Bleiglanz, eines muss man dir lassen: Du hast manchmal eine sehr direkte, prägnante Ausdruckswahl. Ehrlichen Respekt!


----------



## Bleiglanz (18. Mrz 2005)

Um das mal klarzustellen: natürlich kann man eine geschlossene Formel (die niemand als Algorithmus bezeichnen würde) mit einigen Tricks "berechnen" -> siehe Maple und andere zum "symbolischen Manipulieren" fähige Tools



> Einen perfekten Rechner gibt es m.W. noch nicht, denn dann könnte man beispielsweise auch die Kreiszahl Pi beliebig genau berechnen. Die Algorithmen dafür sind ja längst (Gauß, Bailey-Borwein-Plouffe etc.) bekannt.


Nein, "dafür" sind keine Algorithmen bekannt, was du meinst sind NÄHERUNGSFORMELN

Sowas kann in der Realität nicht existieren, weil so ein Algorithmus  "unendlich lange brauchen" würde, ganz zu schweigen von der internen Repräsentation einer reelen Zahl

-> das sind alles Phantastereien, wenn man von Algorithmen oder Computern redet, meint man "diskrete Maschinen"

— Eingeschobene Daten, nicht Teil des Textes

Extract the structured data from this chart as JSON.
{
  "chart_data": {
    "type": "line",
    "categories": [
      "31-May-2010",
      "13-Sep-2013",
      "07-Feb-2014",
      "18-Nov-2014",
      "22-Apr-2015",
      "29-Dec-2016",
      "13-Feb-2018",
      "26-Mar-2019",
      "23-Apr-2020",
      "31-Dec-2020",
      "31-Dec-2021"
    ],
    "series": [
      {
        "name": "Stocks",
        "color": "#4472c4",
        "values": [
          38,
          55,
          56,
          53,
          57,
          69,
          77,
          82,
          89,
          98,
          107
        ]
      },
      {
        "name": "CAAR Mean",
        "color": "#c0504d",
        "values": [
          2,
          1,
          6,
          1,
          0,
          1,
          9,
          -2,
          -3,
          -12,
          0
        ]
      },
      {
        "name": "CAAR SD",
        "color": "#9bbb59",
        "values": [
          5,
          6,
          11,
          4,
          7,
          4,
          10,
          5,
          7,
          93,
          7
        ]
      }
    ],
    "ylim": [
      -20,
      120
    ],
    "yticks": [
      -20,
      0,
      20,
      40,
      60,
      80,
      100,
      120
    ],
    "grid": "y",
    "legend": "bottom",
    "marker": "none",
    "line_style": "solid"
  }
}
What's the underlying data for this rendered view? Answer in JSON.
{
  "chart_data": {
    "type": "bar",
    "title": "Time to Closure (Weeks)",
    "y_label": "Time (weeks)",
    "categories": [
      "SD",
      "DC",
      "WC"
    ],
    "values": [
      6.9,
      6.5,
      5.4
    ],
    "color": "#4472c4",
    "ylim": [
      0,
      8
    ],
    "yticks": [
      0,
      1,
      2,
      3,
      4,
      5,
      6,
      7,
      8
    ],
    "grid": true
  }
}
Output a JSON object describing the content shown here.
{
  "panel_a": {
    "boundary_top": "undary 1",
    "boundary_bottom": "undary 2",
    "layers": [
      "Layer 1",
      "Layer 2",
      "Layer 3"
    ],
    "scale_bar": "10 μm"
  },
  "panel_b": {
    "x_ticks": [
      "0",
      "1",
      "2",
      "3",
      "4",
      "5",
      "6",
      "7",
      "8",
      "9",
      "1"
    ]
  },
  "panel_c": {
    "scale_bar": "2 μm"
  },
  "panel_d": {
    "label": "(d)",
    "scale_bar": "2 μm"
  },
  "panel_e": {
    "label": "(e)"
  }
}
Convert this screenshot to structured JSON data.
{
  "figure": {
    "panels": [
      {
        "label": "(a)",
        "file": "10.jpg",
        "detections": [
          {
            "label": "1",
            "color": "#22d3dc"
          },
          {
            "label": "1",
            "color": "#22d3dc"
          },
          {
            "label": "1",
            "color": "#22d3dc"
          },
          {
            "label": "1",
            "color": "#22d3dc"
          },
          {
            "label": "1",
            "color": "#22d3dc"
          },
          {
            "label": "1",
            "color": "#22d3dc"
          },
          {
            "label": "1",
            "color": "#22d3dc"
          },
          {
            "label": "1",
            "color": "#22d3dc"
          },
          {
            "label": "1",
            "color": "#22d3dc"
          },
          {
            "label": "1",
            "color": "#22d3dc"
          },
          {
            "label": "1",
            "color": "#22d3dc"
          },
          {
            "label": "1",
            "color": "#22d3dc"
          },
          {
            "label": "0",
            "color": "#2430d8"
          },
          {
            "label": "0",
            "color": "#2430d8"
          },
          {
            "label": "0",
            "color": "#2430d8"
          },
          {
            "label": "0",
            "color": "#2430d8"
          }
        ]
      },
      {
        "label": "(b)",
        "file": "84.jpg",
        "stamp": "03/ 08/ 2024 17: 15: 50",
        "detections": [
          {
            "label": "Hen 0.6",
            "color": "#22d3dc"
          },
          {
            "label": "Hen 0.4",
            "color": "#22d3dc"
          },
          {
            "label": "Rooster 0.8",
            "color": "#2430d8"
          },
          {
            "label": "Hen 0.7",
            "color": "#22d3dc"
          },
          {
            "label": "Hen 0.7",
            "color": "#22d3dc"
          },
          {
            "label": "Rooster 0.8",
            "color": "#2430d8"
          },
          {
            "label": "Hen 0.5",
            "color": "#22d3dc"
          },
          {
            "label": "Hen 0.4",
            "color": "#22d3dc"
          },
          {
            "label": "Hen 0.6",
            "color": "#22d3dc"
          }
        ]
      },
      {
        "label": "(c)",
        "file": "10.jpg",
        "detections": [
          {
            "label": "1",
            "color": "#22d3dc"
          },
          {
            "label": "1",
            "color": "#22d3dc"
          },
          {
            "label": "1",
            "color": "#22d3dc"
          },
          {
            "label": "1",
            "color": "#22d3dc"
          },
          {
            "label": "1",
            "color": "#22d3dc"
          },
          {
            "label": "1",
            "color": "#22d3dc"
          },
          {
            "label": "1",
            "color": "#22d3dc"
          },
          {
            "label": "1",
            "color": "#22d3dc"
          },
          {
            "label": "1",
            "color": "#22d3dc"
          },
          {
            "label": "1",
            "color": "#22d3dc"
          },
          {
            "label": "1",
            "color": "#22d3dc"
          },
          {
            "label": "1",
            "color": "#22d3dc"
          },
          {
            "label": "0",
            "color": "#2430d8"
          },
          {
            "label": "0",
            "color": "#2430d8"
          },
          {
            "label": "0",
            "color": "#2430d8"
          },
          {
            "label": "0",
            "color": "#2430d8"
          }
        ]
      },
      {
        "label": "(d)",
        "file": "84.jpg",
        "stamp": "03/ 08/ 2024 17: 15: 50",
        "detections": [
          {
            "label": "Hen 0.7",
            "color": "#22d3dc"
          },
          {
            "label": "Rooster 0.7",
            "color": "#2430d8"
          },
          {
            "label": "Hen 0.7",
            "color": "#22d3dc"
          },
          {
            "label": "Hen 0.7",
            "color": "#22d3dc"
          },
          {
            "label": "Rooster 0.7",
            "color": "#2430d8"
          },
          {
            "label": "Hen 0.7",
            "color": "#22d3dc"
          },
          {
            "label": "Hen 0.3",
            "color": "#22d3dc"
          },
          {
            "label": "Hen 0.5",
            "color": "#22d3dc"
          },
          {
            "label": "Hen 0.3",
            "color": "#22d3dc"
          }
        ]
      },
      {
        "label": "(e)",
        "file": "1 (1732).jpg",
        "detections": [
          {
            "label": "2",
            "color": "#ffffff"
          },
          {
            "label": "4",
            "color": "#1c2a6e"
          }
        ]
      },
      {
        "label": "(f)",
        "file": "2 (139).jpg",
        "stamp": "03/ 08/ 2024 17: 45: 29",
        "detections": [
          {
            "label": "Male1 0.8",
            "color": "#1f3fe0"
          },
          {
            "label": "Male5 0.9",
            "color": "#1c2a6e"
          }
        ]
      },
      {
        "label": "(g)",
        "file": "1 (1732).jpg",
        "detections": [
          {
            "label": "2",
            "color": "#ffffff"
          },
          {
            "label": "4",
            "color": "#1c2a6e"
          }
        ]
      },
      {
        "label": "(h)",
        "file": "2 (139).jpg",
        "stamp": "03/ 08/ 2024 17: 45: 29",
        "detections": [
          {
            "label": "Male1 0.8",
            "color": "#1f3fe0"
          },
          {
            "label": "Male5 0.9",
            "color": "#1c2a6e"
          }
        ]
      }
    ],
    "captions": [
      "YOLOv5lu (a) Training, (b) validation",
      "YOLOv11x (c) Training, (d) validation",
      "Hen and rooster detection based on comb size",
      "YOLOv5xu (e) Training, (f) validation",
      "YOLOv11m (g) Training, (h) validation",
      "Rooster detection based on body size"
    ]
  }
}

ein Algorithmus, der sqrt(5) als "exakten Input" erwartet ist einfach nur ein schlechter Witz, sqrt(5) ist etwas, das mit Computern, endlichen Automaten usw. niemals zu "fassen" sein wird


----------



## abollm (18. Mrz 2005)

Bleiglanz hat gesagt.:
			
		

> [..]
> 
> 
> > Einen perfekten Rechner gibt es m.W. noch nicht, denn dann könnte man beispielsweise auch die Kreiszahl Pi beliebig genau berechnen. Die Algorithmen dafür sind ja längst (Gauß, Bailey-Borwein-Plouffe etc.) bekannt.
> ...



OK, sprachlich und inhaltlich falsch von mir. Ich habe das auch eher rhetorisch gemeint. Zudem bin ich kein ausgebildeter Mathematiker oder "vollwertiger Informatiker", das sei hinzugefügt. Das mit den Näherungsformeln ist korrekt, zumal die meisten realen Probleme, die im Computer modellhaft abgebildet werden, auf Näherungsformeln basieren. Allerdings hatte ich in meinen Informatikvorlesungen an der Uni den Begriff Algorithmus stets als Rechen- bzw. Handlungsanleitung zur Lösung von realen Problemstellungen vermittelt bekommen.


----------



## kopfsalat (18. Mrz 2005)

Hallo!
Ich muss jetzt auch mal etwas Senf dazugeben ;-) :

a) bzgl. Begriff "beliebige Genauigkeit":


> > Zitat:
> > Einen perfekten Rechner gibt es m.W. noch nicht, denn dann könnte man beispielsweise auch die Kreiszahl Pi beliebig genau berechnen. Die Algorithmen dafür sind ja längst (Gauß, Bailey-Borwein-Plouffe etc.) bekannt.
> 
> 
> ...



Beliebige Genauigkeit heißt doch lediglich endliche Genauigkeit. Also lassen sich auch jetzt schon die Dezimalbruchentwicklungen sämtlicher berechenbaren irrationalen Zahlen beliebig genau berechnen (natürlich im Rahmen des Speicherplatzes und der Anzahl der Atome im Universum), und zudem bestimmen, bis wohin sie zu 100% mit der 'echten' Zahl übereinstimmen (Fehlabweichung). Daher lassen sich selbst unter Rückgriff auf Dezimaldarstellungen für eine Berechnung 100%-ige Aussagen mit beliebiger Genauigkeit treffen (es ist nur teilweise sehr trickreich, das Zusammenwirken der Fehlabweichungen untereinander zu bestimmen, da sich diese gegenseitig immer weiter aufschaukeln).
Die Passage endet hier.